Neutron Star Cocoon
A hidden or 'choked' jet (white) powering a radio-emitting 'cocoon' (pink) is the best explanation for the radio waves, gamma rays and X-rays, the astronomers observed. This is an artist's impression. NRAO/AUI/NSF: D. Berry

When scientists observed, for the first time, the merger between two neutron stars in August 2017, it opened up a whole new chapter in the field of astrophysics. As observations of that object (named GW170817) have continued since, scientists proposed in a paper published Wednesday that the merger produced a cocoon made from the debris created in the collision, and that the cocoon absorbed some of the energy that was otherwise expected to be detected by human instruments.

Using data collected over three months by three radio telescopes in different parts of the world — the National Science Foundation’s Karl G. Jansky Very Large Array (VLA) in New Mexico, the CSIRO Australia Telescope Compact Array and the Giant Meter-wave Radio Telescope in India — astronomers confirmed a theory which predicted the cocoon formation model in the aftermath of the neutron star merger.

This model was proposed to explain some anomalies that other models showed when it came to the intensity of radio and X-ray emissions from the merger event. After the two stars merged, they likely collapsed into a black hole, while the resulting explosion — called a kilonova — created a large spherical shell of debris that moved outward.
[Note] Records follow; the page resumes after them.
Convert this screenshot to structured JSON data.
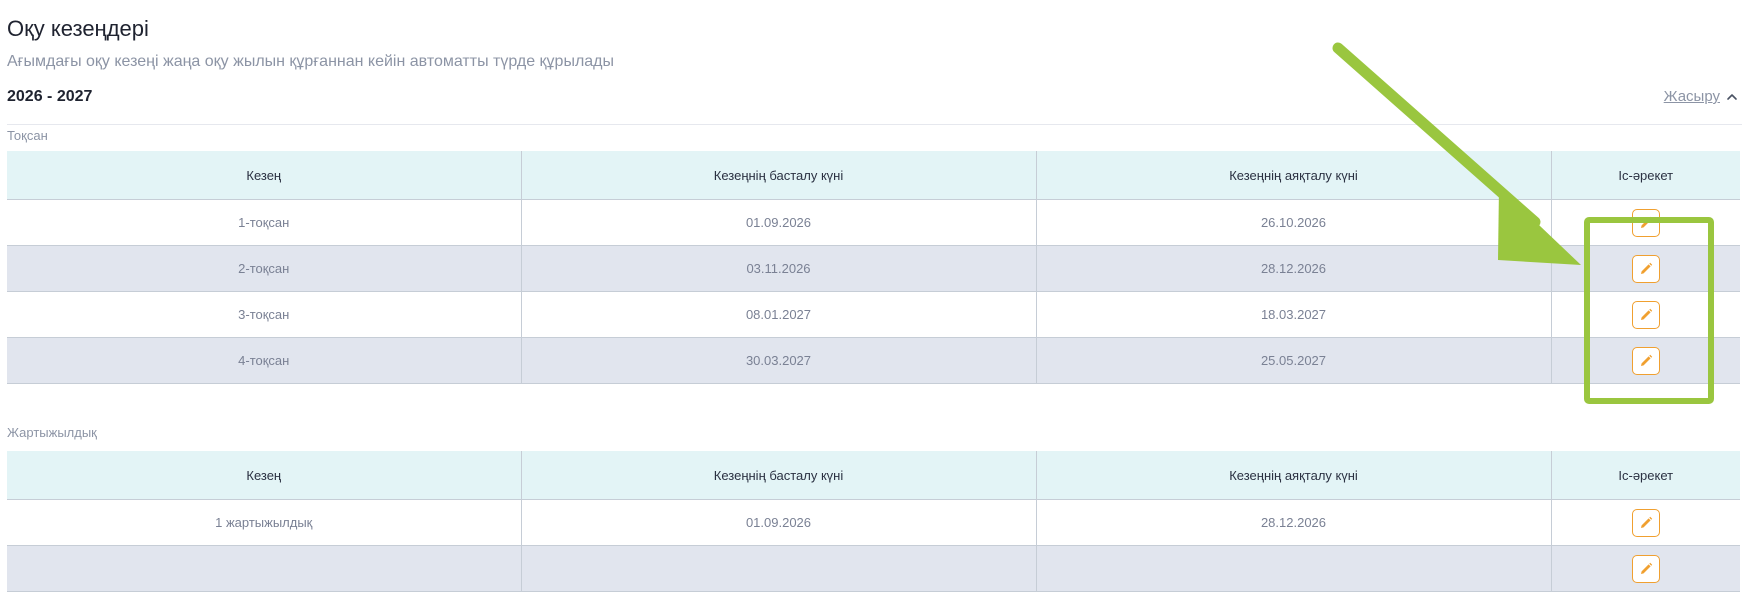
{
  "header": {
    "title": "Оқу кезеңдері",
    "subtitle": "Ағымдағы оқу кезеңі жаңа оқу жылын құрғаннан кейін автоматты түрде құрылады"
  },
  "academic_year": {
    "label": "2026 - 2027",
    "hide_label": "Жасыру"
  },
  "quarters": {
    "section_label": "Тоқсан",
    "columns": [
      "Кезең",
      "Кезеңнің басталу күні",
      "Кезеңнің аяқталу күні",
      "Іс-әрекет"
    ],
    "rows": [
      {
        "period": "1-тоқсан",
        "start": "01.09.2026",
        "end": "26.10.2026"
      },
      {
        "period": "2-тоқсан",
        "start": "03.11.2026",
        "end": "28.12.2026"
      },
      {
        "period": "3-тоқсан",
        "start": "08.01.2027",
        "end": "18.03.2027"
      },
      {
        "period": "4-тоқсан",
        "start": "30.03.2027",
        "end": "25.05.2027"
      }
    ]
  },
  "half_years": {
    "section_label": "Жартыжылдық",
    "columns": [
      "Кезең",
      "Кезеңнің басталу күні",
      "Кезеңнің аяқталу күні",
      "Іс-әрекет"
    ],
    "rows": [
      {
        "period": "1 жартыжылдық",
        "start": "01.09.2026",
        "end": "28.12.2026"
      },
      {
        "period": "",
        "start": "",
        "end": ""
      }
    ]
  },
  "icons": {
    "edit": "pencil-icon",
    "hide": "chevron-up-icon"
  },
  "colors": {
    "edit_accent": "#f0a030",
    "header_bg": "#e3f4f6",
    "alt_row_bg": "#e1e5ee",
    "annotation": "#9ac63f"
  }
}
As the black hole’s gravity accumulated the debris toward itself, the material formed a rapidly spinning disk that generated two jets of superfast material, which flowed outward from the black hole’s poles.

Neutron Star Merger Aftermath
Different scenarios for the aftermath of the collision of two neutron stars. At left, a jet of material moving at nearly the speed of light is propelled from the collision site into a sphere of material initially blown out by the resulting explosion. If viewed from an angle away (off-axis) from the center of the jet, the long-term emission of X-rays and radio waves would be getting weaker. At right, the jet cannot punch out of the shell of explosion debris, but instead sweeps up material into a broad "cocoon," which absorbs the jet's energy and emits X-rays and radio waves over a wider angle. In this case, such emission is still growing in intensity, as now observed with both radio and X-ray telescopes. NRAO/AUI/NSF: D. Berry

If either of those two jets pointed directly toward Earth, it would have been observed as a short-duration burst of gamma rays, which were not observed following the merger. A proposal of one of the jets pointing slightly away from Earth also explained the fact that radio and X-ray emissions were observed with a slight delay following the collision. But those emissions should have become weaker over time, whereas they were seen to be getting stronger instead.

Enter, the cocoon model, first proposed in October by Caltech’s Mansi Kasliwal and her colleagues. This model posits the jet doesn’t make it to the Earth, or even near it, at all, because it gets trapped in the debris of the explosion. As it moves outward, it gathers up the debris and shapes them into a cocoon that absorbs the jet’s energy.

“The cocoon scenario can explain the radio light curve of GW170817 as well as the gamma rays and X­rays. It’s the one most consistent with the data,” Tara Murphy from the University of Sydney and the ARC Centre of Excellence for All-sky Astrophysics, who was a coauthor on the new paper, said in a statement Wednesday.

Kunal Mooley, a postdoctoral fellow of the National Radio Astronomy Observatory (NRAO), was lead author of the paper which appeared online in the journal Nature, under the title “A mildly relativistic wide-angle outflow in the neutron-star merger event GW170817.”

“The gradual brightening of the radio signal indicates we are seeing a wide-angle outflow of material, traveling at speeds comparable to the speed of light, from the neutron star merger,” he said in a statement on the NRAO website.

Researchers said finding evidence in favor of the cocoon model also increased the number of future detections of collisions between neutron stars, because astronomers won’t need to rely on gravitations waves alone, but could electromagnetic waves too.